Plus, there are better ways to channel that end-of-print angst. Mainly, by reinventing print itself.

The explosion of ideas, opinion, content in all its forms, has created a situation where there is much more to be consumed than there is time to consume it all. Rather than competing against a few thousand publications at retail, every page on the Internet is competing against millions of other pages delivering related content.

Of course, we knew all that already. But according to Davis, who spoke last week at the 2012 MPA/PBAA Retail Conference, that’s where the opportunity exists. Seeded throughout that explosion are nuggets of content that target the current and evolving interests of every publisher’s audience. A close watch of those trends can show a publisher how, when, and what to publish. It can identify the direction of audience attention and, at times, point to the next big thing.

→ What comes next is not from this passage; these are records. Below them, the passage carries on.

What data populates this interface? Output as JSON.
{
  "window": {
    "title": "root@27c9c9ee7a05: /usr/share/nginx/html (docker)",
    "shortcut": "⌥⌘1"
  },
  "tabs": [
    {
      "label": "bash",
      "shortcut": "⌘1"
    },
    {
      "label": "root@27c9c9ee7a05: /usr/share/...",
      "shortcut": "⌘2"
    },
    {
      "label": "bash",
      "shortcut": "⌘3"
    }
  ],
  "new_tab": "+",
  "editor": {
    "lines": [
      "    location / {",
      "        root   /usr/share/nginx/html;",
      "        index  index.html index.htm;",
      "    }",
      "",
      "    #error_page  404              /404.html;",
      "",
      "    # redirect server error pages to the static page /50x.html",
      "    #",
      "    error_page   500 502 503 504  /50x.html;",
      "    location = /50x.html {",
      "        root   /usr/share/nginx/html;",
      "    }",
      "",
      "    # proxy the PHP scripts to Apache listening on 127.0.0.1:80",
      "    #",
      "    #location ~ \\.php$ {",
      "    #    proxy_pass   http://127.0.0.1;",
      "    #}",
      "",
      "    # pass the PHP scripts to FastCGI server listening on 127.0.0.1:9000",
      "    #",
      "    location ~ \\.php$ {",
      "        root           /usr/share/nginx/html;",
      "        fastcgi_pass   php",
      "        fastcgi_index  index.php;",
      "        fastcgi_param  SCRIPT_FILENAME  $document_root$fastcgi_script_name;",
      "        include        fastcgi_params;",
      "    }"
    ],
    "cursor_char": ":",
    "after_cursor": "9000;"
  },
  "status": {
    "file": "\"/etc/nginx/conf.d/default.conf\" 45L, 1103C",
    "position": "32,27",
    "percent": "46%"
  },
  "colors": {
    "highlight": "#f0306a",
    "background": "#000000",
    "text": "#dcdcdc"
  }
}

Because once something becomes established online, a savvy publisher will find a use for it in print. Print delivers something that the internet cannot—the attention of the reader for a half hour, an hour, or more. Every advertiser out there wants to leverage the power of attention that print delivers to the benefit of the brand.

Print continues to have prestige as well, earned as a result of the permanence of the medium. Your print magazine is still on your coffee table weeks or even months after you get it. Your digital offerings disappear from view with the click of a mouse.

So think how you can use your digital presence to discover what it is that your readers want. Think how you can use the fleeting, evanescent brushes with your readers online to build the presence of your print publication.

And in the meantime, for Pete’s sake, stop whining about the death of print.